Resistance To Nuclear Power Leaving Australia Vulnerable -Official
October 12 2010 - 4:12AM
Dow Jones News
Australia's resistance to a domestic nuclear power industry
risks leaving the country vulnerable if the world agrees to
greenhouse gas emission targets, the head of Canberra's nuclear
power body said Tuesday.
Ziggy Switkowski, chairman of the Australian Nuclear Science and
Technology Organisation, said the country's current dependence on
fossil fuels would leave it exposed if carbon emissions targets are
agreed to.
"This is a national vulnerability.
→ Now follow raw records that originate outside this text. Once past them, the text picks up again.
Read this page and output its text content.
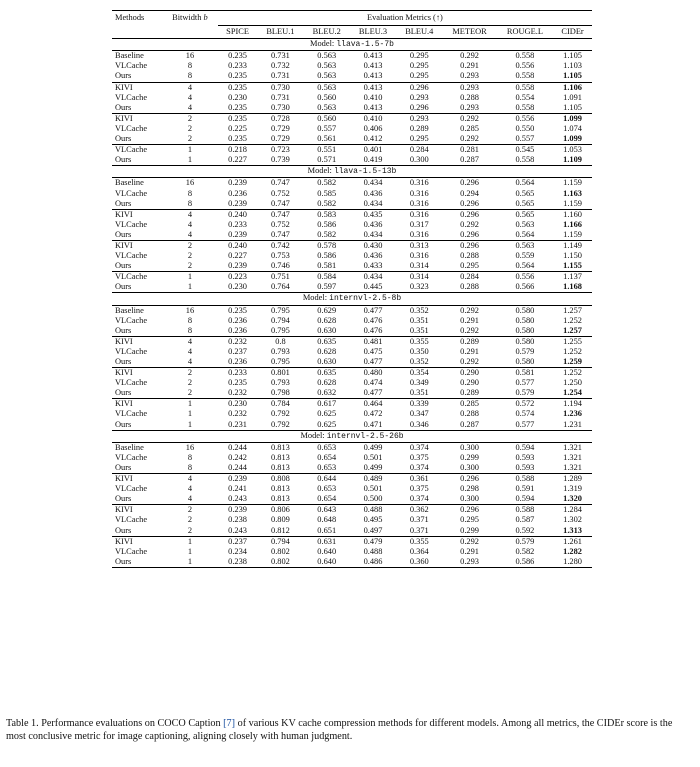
Methods	Bitwidth b	Evaluation Metrics (↑)							
		SPICE	BLEU.1	BLEU.2	BLEU.3	BLEU.4	METEOR	ROUGE.L	CIDEr
Model: llava-1.5-7b									
Baseline	16	0.235	0.731	0.563	0.413	0.295	0.292	0.558	1.105
VLCache	8	0.233	0.732	0.563	0.413	0.295	0.291	0.556	1.103
Ours	8	0.235	0.731	0.563	0.413	0.295	0.293	0.558	1.105
KIVI	4	0.235	0.730	0.563	0.413	0.296	0.293	0.558	1.106
VLCache	4	0.230	0.731	0.560	0.410	0.293	0.288	0.554	1.091
Ours	4	0.235	0.730	0.563	0.413	0.296	0.293	0.558	1.105
KIVI	2	0.235	0.728	0.560	0.410	0.293	0.292	0.556	1.099
VLCache	2	0.225	0.729	0.557	0.406	0.289	0.285	0.550	1.074
Ours	2	0.235	0.729	0.561	0.412	0.295	0.292	0.557	1.099
VLCache	1	0.218	0.723	0.551	0.401	0.284	0.281	0.545	1.053
Ours	1	0.227	0.739	0.571	0.419	0.300	0.287	0.558	1.109
Model: llava-1.5-13b									
Baseline	16	0.239	0.747	0.582	0.434	0.316	0.296	0.564	1.159
VLCache	8	0.236	0.752	0.585	0.436	0.316	0.294	0.565	1.163
Ours	8	0.239	0.747	0.582	0.434	0.316	0.296	0.565	1.159
KIVI	4	0.240	0.747	0.583	0.435	0.316	0.296	0.565	1.160
VLCache	4	0.233	0.752	0.586	0.436	0.317	0.292	0.563	1.166
Ours	4	0.239	0.747	0.582	0.434	0.316	0.296	0.564	1.159
KIVI	2	0.240	0.742	0.578	0.430	0.313	0.296	0.563	1.149
VLCache	2	0.227	0.753	0.586	0.436	0.316	0.288	0.559	1.150
Ours	2	0.239	0.746	0.581	0.433	0.314	0.295	0.564	1.155
VLCache	1	0.223	0.751	0.584	0.434	0.314	0.284	0.556	1.137
Ours	1	0.230	0.764	0.597	0.445	0.323	0.288	0.566	1.168
Model: internvl-2.5-8b									
Baseline	16	0.235	0.795	0.629	0.477	0.352	0.292	0.580	1.257
VLCache	8	0.236	0.794	0.628	0.476	0.351	0.291	0.580	1.252
Ours	8	0.236	0.795	0.630	0.476	0.351	0.292	0.580	1.257
KIVI	4	0.232	0.8	0.635	0.481	0.355	0.289	0.580	1.255
VLCache	4	0.237	0.793	0.628	0.475	0.350	0.291	0.579	1.252
Ours	4	0.236	0.795	0.630	0.477	0.352	0.292	0.580	1.259
KIVI	2	0.233	0.801	0.635	0.480	0.354	0.290	0.581	1.252
VLCache	2	0.235	0.793	0.628	0.474	0.349	0.290	0.577	1.250
Ours	2	0.232	0.798	0.632	0.477	0.351	0.289	0.579	1.254
KIVI	1	0.230	0.784	0.617	0.464	0.339	0.285	0.572	1.194
VLCache	1	0.232	0.792	0.625	0.472	0.347	0.288	0.574	1.236
Ours	1	0.231	0.792	0.625	0.471	0.346	0.287	0.577	1.231
Model: internvl-2.5-26b									
Baseline	16	0.244	0.813	0.653	0.499	0.374	0.300	0.594	1.321
VLCache	8	0.242	0.813	0.654	0.501	0.375	0.299	0.593	1.321
Ours	8	0.244	0.813	0.653	0.499	0.374	0.300	0.593	1.321
KIVI	4	0.239	0.808	0.644	0.489	0.361	0.296	0.588	1.289
VLCache	4	0.241	0.813	0.653	0.501	0.375	0.298	0.591	1.319
Ours	4	0.243	0.813	0.654	0.500	0.374	0.300	0.594	1.320
KIVI	2	0.239	0.806	0.643	0.488	0.362	0.296	0.588	1.284
VLCache	2	0.238	0.809	0.648	0.495	0.371	0.295	0.587	1.302
Ours	2	0.243	0.812	0.651	0.497	0.371	0.299	0.592	1.313
KIVI	1	0.237	0.794	0.631	0.479	0.355	0.292	0.579	1.261
VLCache	1	0.234	0.802	0.640	0.488	0.364	0.291	0.582	1.282
Ours	1	0.238	0.802	0.640	0.486	0.360	0.293	0.586	1.280
Table 1. Performance evaluations on COCO Caption [7] of various KV cache compression methods for different models. Among all metrics, the CIDEr score is the most conclusive metric for image captioning, aligning closely with human judgment.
If the world moves to clean
energy, then what's been a source of competitive advantage for
Australia--low-cost fossil fuels--will become a competitive
disadvantage," he told a conference in Brisbane.
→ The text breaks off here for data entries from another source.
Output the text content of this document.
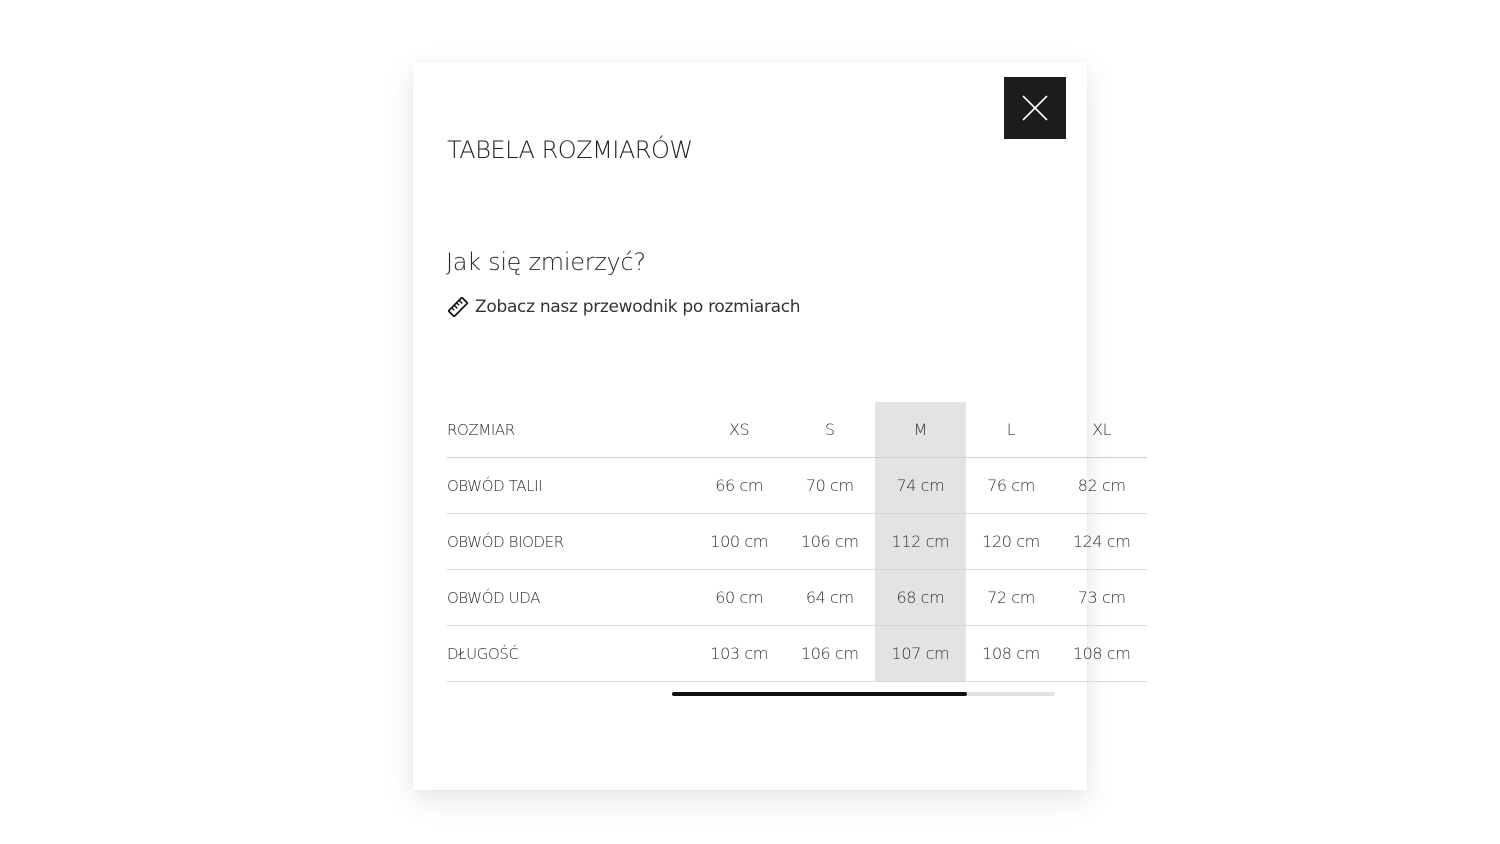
TABELA ROZMIARÓW
Jak się zmierzyć?
Zobacz nasz przewodnik po rozmiarach
ROZMIAR	XS	S	M	L	XL
OBWÓD TALII	66 cm	70 cm	74 cm	76 cm	82 cm
OBWÓD BIODER	100 cm	106 cm	112 cm	120 cm	124 cm
OBWÓD UDA	60 cm	64 cm	68 cm	72 cm	73 cm
DŁUGOŚĆ	103 cm	106 cm	107 cm	108 cm	108 cm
Australia is home to around 38% of the world's uranium reserves
and two of the world's three biggest uranium mines--BHP Billiton
Ltd.'s (BHP) Olympic Dam mine and Energy Resources of Australia's
(ERA.AU) Ranger mine.
However, it was alone among the world's 28 largest economies in
not considering nuclear power as part of a future energy and
climate change policy, Switkowski said.
The country's only working nuclear reactor, at Lucas Heights
near Sydney, produces medical isotopes.
Around 90% of Australia's electricity is generated from fossil
fuels, principally coal, and establishing a nuclear industry would
be essential to breaking that pattern, he told Dow Jones
Newswires.
"We're just about the highest per capita greenhouse gas emitters
in the world, and we are publicly committed to massive greenhouse
gas reduction targets.
"But I don't see how we're going to get there without nuclear
power in the narrative. I can't make the numbers work."
He suggested that ten 1,000-megawatt reactors could be built by
2050 to deliver a quarter of the country's energy needs, built on
the location of existing fossil fuel stations because of their good
grid connections, water supply, and the absence of local
communities.
However, the result of recent federal elections, after which the
Labor government holds power thanks to the support of a Green party
MP and three independents, has made the prospects of change more
remote, he said.
The Greens are publicly opposed to nuclear power, and two of the
three independents have a record of opposition to the nuclear
industry.
"I think the election outcome has, if anything, slowed or
tempered any enthusiasm for nuclear power at the policy level for
some time," he said.
At the same conference, Tsunehisa Katsumata, chairman of Tokyo
Electric Power Co. (9501.TO), one of Japan's largest power
utilities, said Australia was more suited to nuclear power than his
own country.
"You have lots of land where people don't live. You don't have
earthquake issues because you have solid geology," he said. "But it
is difficult to convince your community on the basis of energy
security," since the country has such abundant energy supplies,
"and also fossil fuel power generation is very low cost, so it is
very difficult for nuclear to compete."
Tepco operates 17 nuclear reactors in Japan, accounting for 40%
of the company's electricity output. Its Kashiwazaki-Kariwa plant
is the world's largest-capacity reactor.